Et puis le dernier élément est venu au cours des entretiens avec j’ai réalisés avec des femmes qui avaient subis des violences sexuelles. Dans leur parcours, j’ai identifié une stratégie de dénonciation qui ne passait ni par les réseaux sociaux, ni par le dépôt de plainte : elles ont cherché à confronter l’homme qui les avait violée, de manière directe ou indirecte, en face-à-face ou par écrit, avec des finalités différentes en fonction des cas (pour qu’elles puissent elles-mêmes poser le mot de viol ou lui faire part des conséquences que cet événement a eu sur leur vie, ou bien avec l’attente qu’il reconnaisse les actes commis, ou encore pour s’assurer qu’il ne commette pas d’autres violences avec ses partenaires intimes, etc.). Sans le nommer comme tel, elles cherchaient à mettre en place un processus de dialogue, avec des attentes de réparation, qui prenaient à chaque fois un sens singulier. Mais cette « confrontation », ce dialogue, avait lieu hors dispositif, sans cadre, sans accompagnement, et donc avec des risques énormes de victimisation secondaire et d’insécurité. Je me suis donc intéressée à des dispositifs qui proposaient ce type de dialogue, mais de manière encadrée et sécuritaire.

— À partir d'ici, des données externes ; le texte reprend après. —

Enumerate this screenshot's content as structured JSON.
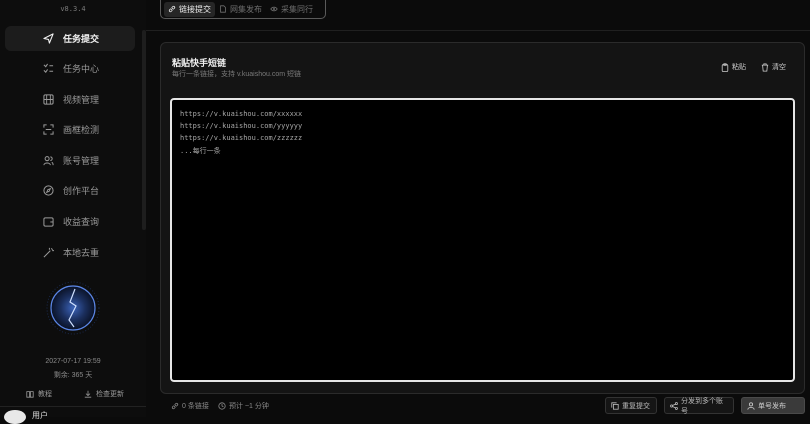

C’est ce qui a déterminé mon envie de comprendre comment la justice réparatrice pouvait fonctionner, à quelles conditions, avec quelles méthodes.
Pourquoi avoir choisi de venir 4 mois au Québec pour ton travail de recherche ?
J’ai travaillé sur les enjeux des violences sexuelles en m’intéressant à un type spécifique de viol, commis dans l’intimité, par un proche, qui s’inscrit dans la vie ordinaire. Dans ces cas-là, le dépôt de plainte est loin d’être une évidence pour les victimes, pour un ensemble de raisons très diverses. Je me suis donc intéressée à des dispositifs de justice réparatrice qui proposent des accompagnements « hors » espace judiciaire, et qui ne requièrent pas de dépôt de plainte pour y accéder. Quand j’ai découvert l’existence du service de médiation spécialisée à Equijustice, j’ai voulu y faire mon enquête de terrain, ce qui a été possible grâce à l’accueil de Marie-Eve Lamoureux et Serge Charbonneau. En venant au Québec, j’ai pu réaliser des entretiens avec une dizaine de médiateurs et de médiatrices spécialisé·es, découvrir le fonctionnement d’Equijustice, assister à des réunions cliniques, à des formations à l’approche relationnelle (forgée par Serge Charbonneau et Catherine Rossi). En parallèle, j’ai suivi un cursus en études féministes à l’UQAM, ce qui m’a permis d’approfondir mes réflexions sur les approches féministes du droit, de la justice, et des violences sexuelles.
Quelles observations y as-tu faites ? Qu’as-tu appris lors de ton séjour parmi l’équipe d’Équijustice ?
J’ai énormément appris lors de mon séjour à Equijustice, ce serait difficile d’être exhaustive. Comme je ne viens pas du tout du milieu de la médiation, j’ai eu l’impression de découvrir un champ tout entier, avec son propre langage, ses propres normes. A travers la méthode de la médiation relationnelle, j’ai découvert un ensemble de savoirs théoriques et pratiques auxquels je n’avais jamais eu accès dans le milieu universitaire.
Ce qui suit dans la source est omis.